Originally posted by billybob
reply to post by FurvusRexCaeli
it's more people than nist had.
I'm sure if NIST had a poll and they ran the kind of public relations campaign that AE911 does, they could find more signers than AE911, easily. But
that's not what NIST was doing; they were writing a series of reports. You are comparing report authorship to petition signers, which is not a useful
comparison. Perhaps if AE911 had 1500+ people working for 4-6 years on a report like NIST's, the comparison would be more appropriate.
Anyway, it's not the raw number that I found interesting; it's the fact that AE911 makes such a big deal out of such a small number. They put it
right there in their logo. Why would they do that?
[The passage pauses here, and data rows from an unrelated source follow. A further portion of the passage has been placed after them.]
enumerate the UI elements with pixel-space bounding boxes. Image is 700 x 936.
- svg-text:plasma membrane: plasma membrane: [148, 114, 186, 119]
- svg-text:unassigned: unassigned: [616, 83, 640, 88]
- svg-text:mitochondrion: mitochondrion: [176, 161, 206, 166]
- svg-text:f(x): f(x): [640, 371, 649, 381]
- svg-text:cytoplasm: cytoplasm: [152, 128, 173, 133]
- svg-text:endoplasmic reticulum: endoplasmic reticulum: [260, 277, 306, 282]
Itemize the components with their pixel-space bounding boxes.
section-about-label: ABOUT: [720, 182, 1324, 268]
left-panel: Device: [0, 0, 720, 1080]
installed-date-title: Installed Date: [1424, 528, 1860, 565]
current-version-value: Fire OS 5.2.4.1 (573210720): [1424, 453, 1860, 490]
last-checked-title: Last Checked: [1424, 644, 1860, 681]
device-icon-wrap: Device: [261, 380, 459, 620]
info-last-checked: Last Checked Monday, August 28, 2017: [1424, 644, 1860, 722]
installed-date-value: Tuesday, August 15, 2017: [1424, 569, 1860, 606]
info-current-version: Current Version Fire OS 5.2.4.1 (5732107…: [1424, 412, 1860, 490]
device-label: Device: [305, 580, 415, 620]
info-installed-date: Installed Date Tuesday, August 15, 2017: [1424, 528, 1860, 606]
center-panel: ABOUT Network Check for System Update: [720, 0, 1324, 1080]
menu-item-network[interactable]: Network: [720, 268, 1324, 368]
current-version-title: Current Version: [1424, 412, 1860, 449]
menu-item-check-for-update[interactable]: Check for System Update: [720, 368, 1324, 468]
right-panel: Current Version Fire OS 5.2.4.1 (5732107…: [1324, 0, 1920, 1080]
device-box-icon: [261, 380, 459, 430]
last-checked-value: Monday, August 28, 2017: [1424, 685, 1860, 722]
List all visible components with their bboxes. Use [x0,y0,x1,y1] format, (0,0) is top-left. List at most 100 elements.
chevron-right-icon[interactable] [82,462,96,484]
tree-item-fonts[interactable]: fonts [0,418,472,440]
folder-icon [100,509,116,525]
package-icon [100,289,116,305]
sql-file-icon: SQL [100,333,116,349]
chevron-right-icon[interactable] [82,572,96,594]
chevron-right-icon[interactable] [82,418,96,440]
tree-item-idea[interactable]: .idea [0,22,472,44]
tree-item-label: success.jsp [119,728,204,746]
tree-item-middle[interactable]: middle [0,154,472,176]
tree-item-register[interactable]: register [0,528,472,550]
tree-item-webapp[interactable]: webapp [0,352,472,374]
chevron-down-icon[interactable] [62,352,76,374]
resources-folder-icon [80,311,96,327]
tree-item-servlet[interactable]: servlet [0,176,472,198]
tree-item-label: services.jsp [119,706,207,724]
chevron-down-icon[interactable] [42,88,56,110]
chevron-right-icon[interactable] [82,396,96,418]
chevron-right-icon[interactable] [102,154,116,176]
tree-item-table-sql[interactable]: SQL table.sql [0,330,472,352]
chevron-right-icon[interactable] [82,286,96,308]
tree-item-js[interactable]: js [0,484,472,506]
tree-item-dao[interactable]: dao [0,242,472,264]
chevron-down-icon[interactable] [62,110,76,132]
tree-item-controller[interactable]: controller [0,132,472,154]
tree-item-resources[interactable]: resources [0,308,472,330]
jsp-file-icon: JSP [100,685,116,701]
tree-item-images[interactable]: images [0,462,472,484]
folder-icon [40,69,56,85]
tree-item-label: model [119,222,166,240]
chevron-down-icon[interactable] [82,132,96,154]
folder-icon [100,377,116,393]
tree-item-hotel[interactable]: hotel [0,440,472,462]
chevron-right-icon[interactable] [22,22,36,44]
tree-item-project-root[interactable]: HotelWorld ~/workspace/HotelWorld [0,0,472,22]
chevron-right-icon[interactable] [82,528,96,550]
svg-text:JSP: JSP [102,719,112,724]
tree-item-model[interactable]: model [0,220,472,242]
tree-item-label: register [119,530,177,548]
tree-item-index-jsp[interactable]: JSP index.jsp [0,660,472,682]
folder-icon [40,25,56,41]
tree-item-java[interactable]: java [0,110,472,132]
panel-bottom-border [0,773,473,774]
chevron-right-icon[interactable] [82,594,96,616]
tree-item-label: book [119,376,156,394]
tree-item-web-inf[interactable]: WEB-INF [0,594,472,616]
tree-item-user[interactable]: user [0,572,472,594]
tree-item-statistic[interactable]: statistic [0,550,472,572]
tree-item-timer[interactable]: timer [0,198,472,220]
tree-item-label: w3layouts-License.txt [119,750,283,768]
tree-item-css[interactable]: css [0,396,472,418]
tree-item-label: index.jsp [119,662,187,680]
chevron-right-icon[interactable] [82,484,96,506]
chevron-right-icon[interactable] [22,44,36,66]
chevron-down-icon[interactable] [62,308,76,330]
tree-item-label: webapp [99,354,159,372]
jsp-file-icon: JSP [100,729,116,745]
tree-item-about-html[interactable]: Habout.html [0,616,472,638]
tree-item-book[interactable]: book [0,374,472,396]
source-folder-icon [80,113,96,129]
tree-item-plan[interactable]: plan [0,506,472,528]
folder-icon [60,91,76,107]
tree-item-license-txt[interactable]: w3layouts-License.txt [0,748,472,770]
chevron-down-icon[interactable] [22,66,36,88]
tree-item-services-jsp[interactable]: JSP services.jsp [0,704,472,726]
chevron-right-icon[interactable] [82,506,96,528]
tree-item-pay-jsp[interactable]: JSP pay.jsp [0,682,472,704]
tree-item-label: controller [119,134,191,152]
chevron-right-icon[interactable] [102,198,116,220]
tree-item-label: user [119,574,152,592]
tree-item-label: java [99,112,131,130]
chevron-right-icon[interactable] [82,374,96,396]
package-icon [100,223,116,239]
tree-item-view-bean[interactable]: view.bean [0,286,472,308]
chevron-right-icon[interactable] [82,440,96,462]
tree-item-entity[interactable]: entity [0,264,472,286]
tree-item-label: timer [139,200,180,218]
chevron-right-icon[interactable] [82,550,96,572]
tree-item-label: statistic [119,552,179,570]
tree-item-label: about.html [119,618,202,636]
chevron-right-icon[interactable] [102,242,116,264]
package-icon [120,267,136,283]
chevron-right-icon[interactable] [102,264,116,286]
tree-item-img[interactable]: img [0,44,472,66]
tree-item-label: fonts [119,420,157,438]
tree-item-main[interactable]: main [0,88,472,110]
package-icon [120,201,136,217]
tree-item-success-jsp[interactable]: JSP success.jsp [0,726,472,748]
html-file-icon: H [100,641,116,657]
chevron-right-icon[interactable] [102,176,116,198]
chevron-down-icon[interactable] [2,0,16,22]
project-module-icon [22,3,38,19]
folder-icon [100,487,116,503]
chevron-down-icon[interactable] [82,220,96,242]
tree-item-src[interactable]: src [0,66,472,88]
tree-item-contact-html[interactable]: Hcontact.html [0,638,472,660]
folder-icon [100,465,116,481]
Because they are counting on their customers not to know how small that number really is.
and AE911 didn't get paid by the government
NIST gets funded by law. Collectively, they have no incentive to lie. Individual members could be pressured or bribed, but given the scale of the WTC
report, the conspirators would have to pressure or bribe a great many people--NIST
employees and consultants, including several retired FDNY, and numerous
contractors. The report relies on multiple lines of inquiry, so it isn't
enough to get to just one person; you have to get to almost everyone. Of course, there is no evidence of bribes or pressure; and if we assume the
existence of bribes or pressure, the fact that NIST is funded by the government becomes irrelevant. Following the money gets us nowhere with NIST; if
anything, it makes them more credible.
AE911 gets paid by conspiracy buffs who buy their DVDs and donate to their PayPal account. They don't have a reliable source of government funding
and must rely on the business and good will of their customers. Therefore, they have every incentive to create a product that their customers will
purchase, even at the expense of the truth. Following AE911's money trail, they are less credible.
Besides, if the 9/11 conspirators were so powerful that they manipulated multiple airlines, law enforcement and intelligence agencies, the military,
Congress, the international media, NIST and its contractors, WTC security and maintenance personnel, and even the perceptions and memories of
witnesses that day -- wouldn't they squash this tiny AE911 outfit like a bug? For the conspiracy theory to be correct, NIST must have been bribed or
pressured, and as I have demonstrated above, that couldn't have been easy. Surely anyone capable of poisoning a big, complex, public process like the
NIST reports could do the same to a little, relatively simple business like AE911?